Sur le plan politique, pensez-vous que ce type de comportement est susceptible de fragiliser la crédibilité de leur combat ? Certains dentre eux ont-ils identifié un tel problème ?

L’auteur qui montre le plus l’absurdité d’un tel combat c’est sans doute Bjorn Lomborg. Le statisticien danois auteur du sceptique résolu (2004) et du plus récent False Alarm (2020) pose la question qui tue : « voulez-vous vous faire du bien ou voulez-vous faire le bien ? » Sachant que selon lui ceux qui veulent se faire du bien font du signalement de vertu (vertu signaling) en adoptant des attitudes sacrificielles sans se poser la question de savoir si cela contribue vraiment à faire le bien. Or la thèse principale de Lomborg est que les politiques climatiques coutent des fortunes et qu’on n’a jamais fait d’études coûts bénéfices pour calculer leur rentabilité. La conséquence terrible de cette zone d’ombre étant qu’on a sacrifié de nombreuses politiques humanitaires. Dans un podcast enregistré avec le psychologue canadien Jordan B Peterson, il a listé 12 chantiers prioritaires pour lesquels l’argent investi pourrait avoir un rendement efficace et générer des avantages pour l’humanité et la planète… Pour n’en citer que quelques-unes : luter contre la mortalité infantile en équipant les maternités, apporter des tablettes tactiles dans les écoles des pays les plus démunis, soigner la tuberculose…. les jeunes de la génération Z qui se cherchent devraient se pencher sur ces douze causes… Ca a tout de même une autre allure que d’imaginer sauver la planète en enfilant son pantalon… il ne faudra pas s’étonner qu’un jour alors on reproche à cette génération de n’avoir rien fait de concret à part dessiner des pancartes et saccager des œuvres d’art.
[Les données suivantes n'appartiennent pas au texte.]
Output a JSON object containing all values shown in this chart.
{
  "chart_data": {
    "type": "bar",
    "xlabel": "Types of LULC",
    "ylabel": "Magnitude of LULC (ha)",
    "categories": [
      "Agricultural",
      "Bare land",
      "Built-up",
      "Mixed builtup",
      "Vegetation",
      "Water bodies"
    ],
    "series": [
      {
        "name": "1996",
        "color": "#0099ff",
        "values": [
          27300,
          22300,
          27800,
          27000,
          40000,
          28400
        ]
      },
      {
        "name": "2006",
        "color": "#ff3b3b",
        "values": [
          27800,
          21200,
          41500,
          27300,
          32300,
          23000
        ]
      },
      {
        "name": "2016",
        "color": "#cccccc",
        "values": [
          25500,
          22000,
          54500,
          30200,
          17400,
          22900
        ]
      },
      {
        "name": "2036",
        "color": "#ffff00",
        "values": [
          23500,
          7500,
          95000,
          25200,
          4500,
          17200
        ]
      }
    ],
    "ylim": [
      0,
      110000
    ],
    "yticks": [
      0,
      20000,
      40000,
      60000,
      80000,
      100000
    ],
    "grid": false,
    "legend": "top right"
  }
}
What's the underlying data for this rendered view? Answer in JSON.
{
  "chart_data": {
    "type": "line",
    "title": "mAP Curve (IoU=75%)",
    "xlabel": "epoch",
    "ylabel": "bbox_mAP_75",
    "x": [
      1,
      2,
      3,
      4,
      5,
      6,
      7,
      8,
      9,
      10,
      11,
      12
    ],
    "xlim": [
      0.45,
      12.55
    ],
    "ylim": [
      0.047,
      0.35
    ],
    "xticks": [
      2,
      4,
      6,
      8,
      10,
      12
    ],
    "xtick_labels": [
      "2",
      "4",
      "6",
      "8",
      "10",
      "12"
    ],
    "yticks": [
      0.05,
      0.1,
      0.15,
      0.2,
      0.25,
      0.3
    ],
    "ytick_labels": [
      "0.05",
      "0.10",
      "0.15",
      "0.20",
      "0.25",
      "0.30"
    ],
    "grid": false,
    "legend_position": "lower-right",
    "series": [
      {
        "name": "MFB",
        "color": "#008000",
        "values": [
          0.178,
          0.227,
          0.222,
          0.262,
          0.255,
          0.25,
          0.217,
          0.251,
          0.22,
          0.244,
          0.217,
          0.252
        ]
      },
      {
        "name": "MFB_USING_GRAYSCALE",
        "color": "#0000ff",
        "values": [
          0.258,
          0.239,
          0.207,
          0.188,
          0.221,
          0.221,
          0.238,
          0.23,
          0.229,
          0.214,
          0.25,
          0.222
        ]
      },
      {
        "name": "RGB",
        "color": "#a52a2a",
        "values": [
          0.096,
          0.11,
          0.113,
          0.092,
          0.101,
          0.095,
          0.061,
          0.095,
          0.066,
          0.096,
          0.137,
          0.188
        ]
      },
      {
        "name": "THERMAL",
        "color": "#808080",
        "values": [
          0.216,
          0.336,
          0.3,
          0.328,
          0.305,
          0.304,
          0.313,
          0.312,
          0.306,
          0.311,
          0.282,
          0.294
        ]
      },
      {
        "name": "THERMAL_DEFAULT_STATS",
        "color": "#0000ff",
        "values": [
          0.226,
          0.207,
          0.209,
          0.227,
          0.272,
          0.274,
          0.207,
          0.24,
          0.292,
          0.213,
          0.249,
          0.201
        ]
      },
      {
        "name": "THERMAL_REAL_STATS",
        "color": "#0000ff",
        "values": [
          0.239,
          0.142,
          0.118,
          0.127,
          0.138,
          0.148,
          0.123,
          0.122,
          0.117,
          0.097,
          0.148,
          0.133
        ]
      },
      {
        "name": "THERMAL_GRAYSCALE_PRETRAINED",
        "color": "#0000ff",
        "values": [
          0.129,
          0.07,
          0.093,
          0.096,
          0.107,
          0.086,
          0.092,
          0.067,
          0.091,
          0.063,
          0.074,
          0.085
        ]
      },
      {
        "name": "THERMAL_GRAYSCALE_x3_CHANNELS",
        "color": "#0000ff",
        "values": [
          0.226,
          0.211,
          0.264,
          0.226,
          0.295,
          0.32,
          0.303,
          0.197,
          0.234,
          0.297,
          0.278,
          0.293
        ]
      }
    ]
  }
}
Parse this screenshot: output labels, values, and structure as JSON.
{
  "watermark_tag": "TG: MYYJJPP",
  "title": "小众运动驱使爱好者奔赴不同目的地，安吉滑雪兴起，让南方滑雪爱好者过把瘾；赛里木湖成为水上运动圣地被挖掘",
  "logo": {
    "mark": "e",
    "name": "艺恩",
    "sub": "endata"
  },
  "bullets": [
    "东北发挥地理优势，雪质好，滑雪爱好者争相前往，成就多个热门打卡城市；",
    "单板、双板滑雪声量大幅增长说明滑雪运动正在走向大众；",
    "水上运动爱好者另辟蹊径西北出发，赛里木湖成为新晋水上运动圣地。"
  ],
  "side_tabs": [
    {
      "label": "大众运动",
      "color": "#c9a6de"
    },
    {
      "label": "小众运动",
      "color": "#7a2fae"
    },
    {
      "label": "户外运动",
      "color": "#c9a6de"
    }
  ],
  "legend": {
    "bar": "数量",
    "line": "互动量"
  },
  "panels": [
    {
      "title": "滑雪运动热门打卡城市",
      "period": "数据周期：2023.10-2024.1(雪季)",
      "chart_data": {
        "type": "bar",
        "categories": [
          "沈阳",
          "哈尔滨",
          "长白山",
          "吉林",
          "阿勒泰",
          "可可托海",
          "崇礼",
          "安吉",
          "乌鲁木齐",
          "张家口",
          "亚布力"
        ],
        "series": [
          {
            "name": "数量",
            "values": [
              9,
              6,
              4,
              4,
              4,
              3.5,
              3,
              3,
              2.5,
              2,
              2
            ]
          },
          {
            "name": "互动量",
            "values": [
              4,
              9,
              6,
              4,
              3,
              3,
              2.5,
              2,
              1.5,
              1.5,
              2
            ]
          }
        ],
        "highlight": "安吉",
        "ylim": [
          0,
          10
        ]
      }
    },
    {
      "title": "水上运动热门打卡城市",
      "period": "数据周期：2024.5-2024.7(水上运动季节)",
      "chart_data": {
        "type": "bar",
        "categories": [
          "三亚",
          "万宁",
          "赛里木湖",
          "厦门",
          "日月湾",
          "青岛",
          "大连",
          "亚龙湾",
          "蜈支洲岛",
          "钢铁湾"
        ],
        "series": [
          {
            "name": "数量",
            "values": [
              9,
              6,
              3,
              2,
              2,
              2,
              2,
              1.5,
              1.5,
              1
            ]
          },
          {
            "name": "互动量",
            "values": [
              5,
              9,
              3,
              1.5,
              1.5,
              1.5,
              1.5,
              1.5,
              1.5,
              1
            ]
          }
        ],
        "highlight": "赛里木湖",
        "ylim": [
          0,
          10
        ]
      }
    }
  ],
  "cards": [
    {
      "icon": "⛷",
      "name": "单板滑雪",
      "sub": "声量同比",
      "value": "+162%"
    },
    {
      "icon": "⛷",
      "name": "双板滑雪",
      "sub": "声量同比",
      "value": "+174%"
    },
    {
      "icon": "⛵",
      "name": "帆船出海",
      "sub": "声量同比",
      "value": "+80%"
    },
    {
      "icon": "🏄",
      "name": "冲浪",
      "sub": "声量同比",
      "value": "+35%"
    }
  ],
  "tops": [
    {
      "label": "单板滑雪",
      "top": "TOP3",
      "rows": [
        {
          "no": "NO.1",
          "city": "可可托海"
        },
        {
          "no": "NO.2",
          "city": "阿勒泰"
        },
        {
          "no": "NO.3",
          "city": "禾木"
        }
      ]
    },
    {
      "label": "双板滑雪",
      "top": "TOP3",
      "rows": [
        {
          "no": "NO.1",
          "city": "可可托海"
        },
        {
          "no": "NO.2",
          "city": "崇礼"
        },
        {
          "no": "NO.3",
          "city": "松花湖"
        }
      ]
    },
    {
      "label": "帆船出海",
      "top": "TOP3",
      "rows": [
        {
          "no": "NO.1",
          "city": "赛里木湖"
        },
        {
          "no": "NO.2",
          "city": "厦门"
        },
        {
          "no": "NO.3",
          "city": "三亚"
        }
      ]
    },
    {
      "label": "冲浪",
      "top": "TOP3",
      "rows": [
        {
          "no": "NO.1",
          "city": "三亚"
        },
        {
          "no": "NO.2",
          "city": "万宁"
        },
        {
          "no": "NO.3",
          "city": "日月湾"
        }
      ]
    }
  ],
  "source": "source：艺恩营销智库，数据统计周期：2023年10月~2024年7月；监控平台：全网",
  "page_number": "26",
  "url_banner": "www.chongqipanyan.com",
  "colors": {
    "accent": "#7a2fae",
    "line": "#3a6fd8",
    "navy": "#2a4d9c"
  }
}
Est-il possible de produire autrement, en matière vestimentaire ? Sommes-nous contraints de polluer ainsi ou des alternatives existent-elles ?

Personnellement je fais confiance aux entrepreneurs (industriels ou agriculteurs) et aux ingénieurs et pas aux politiques pour mettre en place une filière responsable et optimisée pour produire des vêtements, tout en préservant lenvironnement. Je ne vous citerai qu’un exemple : les australiens cultivent du coton BT depuis 1996… Aujourd’hui 99% du coton australien est génétiquement modifié. Et l’introduction de ce coton qui produit lui même son propre insecticide « BT » (pour Bacillus thurengiensis, un insecticide employé dans l’agriculture bio) a eu pour conséquence la baisse de 97% des insecticides depuis 1992. Le coton en question a comme principaux traits qu’il est à la fois résistant aux herbicides et produit son propre insecticide contre la chenille nuisible Helicoverpa… Ainsi les agriculteurs ont une empreinte carbone moins importante, puisqu’ils utilisent moins leurs tracteurs pour arroser leurs champs avec des intrants, ce qui leur procure un meilleur rendement également. Les avantages de cette technologie sont environnementaux, sociaux et économiques … Une technologie qui devrait redonner foi en la science et en la technologie à notre génération Z… encore faut-il bien évidemment que celle-ci ait envie de s’en sortir et qu’on lui donne la possibilité de le faire sans l’endoctriner en lui laissant croire qu’elle fait du bien à la planète en achetant des vêtements tissés avec du coton bio non OGM…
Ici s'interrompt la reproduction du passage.